In September 2015, Museveni promoted Tumukunde from Brigadier to Lieutenant General, the second highest rank in the army, and retired him from the national army.
By the time of his retirement, Tumukunde was campaigning for President Museveni ahead of the 2016 general elections.
Tumukunde, who previously served as UPDF Representative in Parliament, Commander of the 4th Division in Gulu and head of the army’s Personnel and Administration Department, is not new to controversy.

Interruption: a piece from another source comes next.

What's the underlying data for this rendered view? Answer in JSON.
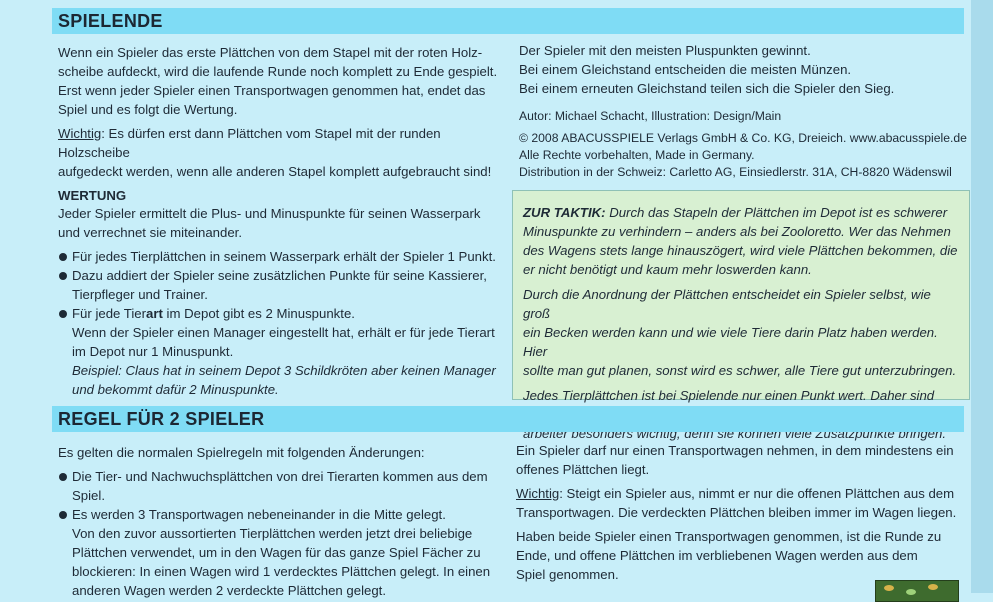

In 2005, he was detained for flouting standing orders barring serving UPDF officers from politics after he made political statements during a talk show to the effect that the Museveni government had veered off the ideals it stood for during the five-year bush war that propelled the National Resistance Army to power in 1986.
Just like former army commander Maj Gen Mugisha Muntu (now head of the Alliance for National Transformation-ANT, an opposition political party) and Col Jet Mwebaze, Tumukunde joined Museveni in the bush war after completing his studies at Makerere University.
After a trial that dragged on for eight years, the General Court Martial convicted Tumukunde for flouting the UPDF code of conduct but cleared him on charges of spreading harmful propaganda.
The former UPDF officer is now seeking the presidency to offer Ugandans a fundamental change he accuses Museveni, his former boss, of failing to deliver; and a peaceful transition that citizens of the landlocked East African country have never seen since independence in 1962.
“I join other well-meaning Ugandans to support the fundamental change which we promised Ugandans in the past and a peaceful transition from one generation to another,” Tumukunde wrote to the EC, in a veiled reference to Museveni’s inaugural speech at Parliament, and his 34-year stay in power.
Meanwhile, Tumukunde is uncertain “other organs of the state” will respect the EC’s clearance of his consultative meetings.
In recent weeks, Police has blocked consultations by presidential hopeful Robert Kyagulanyi.